En lo profundo del continente antártico, a más de 220 kilómetros tierra adentro desde la costa, se alza la Princess Elisabeth Antarctica, una base de investigación de Bélgica que prescindir completamente de la electricidad convencional. La instalación, que alberga aproximadamente 40 personas, representa un modelo revolucionario en la historia de las operaciones científicas en zonas polares.
El secreto de su funcionamiento radica en el aprovechamiento sistemático de recursos naturales abundantes en la región. El viento, la radiación solar y el agua derretida del hielo son los tres pilares que sostienen la energía de la base, demostrando que la naturaleza misma puede proveer lo necesario para mantener operaciones humanas complejas.

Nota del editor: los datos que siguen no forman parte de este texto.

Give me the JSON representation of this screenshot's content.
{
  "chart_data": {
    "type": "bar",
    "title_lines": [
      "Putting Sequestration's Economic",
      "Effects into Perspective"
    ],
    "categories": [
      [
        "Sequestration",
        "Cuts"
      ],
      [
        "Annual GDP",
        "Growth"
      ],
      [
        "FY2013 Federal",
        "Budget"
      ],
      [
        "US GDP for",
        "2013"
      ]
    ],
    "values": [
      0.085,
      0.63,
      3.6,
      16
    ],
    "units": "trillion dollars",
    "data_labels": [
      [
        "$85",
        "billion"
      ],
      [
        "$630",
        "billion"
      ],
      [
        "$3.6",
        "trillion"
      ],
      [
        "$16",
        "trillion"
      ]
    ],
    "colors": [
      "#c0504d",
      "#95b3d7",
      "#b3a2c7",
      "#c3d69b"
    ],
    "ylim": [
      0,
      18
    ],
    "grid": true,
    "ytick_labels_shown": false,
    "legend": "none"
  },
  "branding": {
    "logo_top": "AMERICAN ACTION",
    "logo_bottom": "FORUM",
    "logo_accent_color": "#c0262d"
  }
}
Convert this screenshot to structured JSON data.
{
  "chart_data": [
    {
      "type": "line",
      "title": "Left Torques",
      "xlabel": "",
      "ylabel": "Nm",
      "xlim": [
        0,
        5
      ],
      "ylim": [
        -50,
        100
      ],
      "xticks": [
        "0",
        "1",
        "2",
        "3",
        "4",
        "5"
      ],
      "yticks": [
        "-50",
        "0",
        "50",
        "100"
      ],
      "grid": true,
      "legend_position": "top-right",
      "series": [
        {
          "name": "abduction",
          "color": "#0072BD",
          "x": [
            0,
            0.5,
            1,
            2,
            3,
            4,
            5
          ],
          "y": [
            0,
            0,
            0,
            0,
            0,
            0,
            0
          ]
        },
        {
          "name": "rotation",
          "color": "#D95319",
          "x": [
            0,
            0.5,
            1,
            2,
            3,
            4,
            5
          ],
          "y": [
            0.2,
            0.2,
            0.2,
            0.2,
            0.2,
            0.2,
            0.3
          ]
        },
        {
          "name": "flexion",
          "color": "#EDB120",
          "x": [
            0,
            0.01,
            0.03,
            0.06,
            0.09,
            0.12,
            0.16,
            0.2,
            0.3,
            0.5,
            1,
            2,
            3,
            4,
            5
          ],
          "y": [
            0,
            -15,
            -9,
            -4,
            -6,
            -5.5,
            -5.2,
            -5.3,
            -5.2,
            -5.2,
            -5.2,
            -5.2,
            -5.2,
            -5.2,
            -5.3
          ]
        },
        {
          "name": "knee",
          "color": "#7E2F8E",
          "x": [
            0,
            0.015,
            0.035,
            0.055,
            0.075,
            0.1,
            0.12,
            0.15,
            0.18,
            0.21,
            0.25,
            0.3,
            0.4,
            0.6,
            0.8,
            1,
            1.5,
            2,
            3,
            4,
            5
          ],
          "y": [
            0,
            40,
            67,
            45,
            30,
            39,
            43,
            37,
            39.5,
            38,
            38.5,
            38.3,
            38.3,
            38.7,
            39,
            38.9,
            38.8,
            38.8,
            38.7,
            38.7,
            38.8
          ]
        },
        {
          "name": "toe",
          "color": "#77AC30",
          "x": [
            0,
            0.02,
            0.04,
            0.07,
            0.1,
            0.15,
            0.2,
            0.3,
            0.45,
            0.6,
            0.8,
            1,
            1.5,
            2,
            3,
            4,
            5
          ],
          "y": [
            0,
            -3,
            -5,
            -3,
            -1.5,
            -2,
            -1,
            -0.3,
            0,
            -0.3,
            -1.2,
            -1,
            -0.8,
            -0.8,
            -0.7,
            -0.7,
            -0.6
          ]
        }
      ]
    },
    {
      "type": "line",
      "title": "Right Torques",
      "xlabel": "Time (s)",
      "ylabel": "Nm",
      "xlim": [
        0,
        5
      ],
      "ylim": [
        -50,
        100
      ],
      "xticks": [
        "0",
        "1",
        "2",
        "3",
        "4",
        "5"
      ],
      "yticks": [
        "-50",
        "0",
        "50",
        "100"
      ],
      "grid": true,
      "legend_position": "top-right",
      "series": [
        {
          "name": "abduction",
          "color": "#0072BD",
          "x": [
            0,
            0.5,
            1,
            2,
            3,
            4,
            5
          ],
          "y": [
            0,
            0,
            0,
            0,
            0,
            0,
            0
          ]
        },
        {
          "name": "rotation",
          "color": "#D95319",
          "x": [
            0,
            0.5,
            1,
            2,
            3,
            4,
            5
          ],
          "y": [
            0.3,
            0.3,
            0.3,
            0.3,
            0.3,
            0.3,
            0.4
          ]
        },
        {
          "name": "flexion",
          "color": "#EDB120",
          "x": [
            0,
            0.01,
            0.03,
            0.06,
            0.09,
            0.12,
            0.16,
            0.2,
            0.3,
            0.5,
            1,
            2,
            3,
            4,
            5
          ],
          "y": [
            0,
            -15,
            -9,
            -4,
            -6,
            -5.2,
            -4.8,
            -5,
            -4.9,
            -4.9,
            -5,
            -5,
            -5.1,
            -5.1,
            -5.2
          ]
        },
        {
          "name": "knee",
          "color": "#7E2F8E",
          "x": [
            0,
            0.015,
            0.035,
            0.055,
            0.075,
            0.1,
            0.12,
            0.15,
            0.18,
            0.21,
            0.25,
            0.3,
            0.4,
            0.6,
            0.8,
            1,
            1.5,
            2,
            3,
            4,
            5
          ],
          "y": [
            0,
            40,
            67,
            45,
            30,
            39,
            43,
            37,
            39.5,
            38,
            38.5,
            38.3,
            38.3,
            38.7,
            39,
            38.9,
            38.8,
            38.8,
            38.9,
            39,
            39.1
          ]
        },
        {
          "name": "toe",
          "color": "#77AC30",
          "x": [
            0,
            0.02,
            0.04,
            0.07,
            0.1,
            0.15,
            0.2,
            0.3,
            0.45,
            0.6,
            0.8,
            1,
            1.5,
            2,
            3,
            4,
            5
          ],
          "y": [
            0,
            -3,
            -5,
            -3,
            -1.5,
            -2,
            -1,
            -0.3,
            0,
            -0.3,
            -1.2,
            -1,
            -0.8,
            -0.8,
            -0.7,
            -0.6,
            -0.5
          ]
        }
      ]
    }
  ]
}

El sistema de depuración de aguas residuales es especialmente remarkable. Sin acceso a electricidad externa, la instalación purifica el 95% de sus efluentes mediante procesos tecnológicos innovadores y sustentables. Este logro establece un precedente mundial en materia de gestión ambiental responsable en territorios extremos.
Cada componente de la Princess Elisabeth Antarctica fue diseñado pensando en la máxima eficiencia y el mínimo impacto ecológico. Desde la captación de recursos hasta el tratamiento de residuos, todo funciona bajo principios de sostenibilidad integral que rompen con los esquemas tradicionales de las bases científicas internacionales.
La experiencia belga en la Antártida ofrece lecciones valiosas sobre la posibilidad de conciliar la investigación científica de alto nivel con responsabilidad ambiental. Este modelo de autosuficiencia energética podría servir como referencia para futuras instalaciones en ambientes desafiantes alrededor del mundo.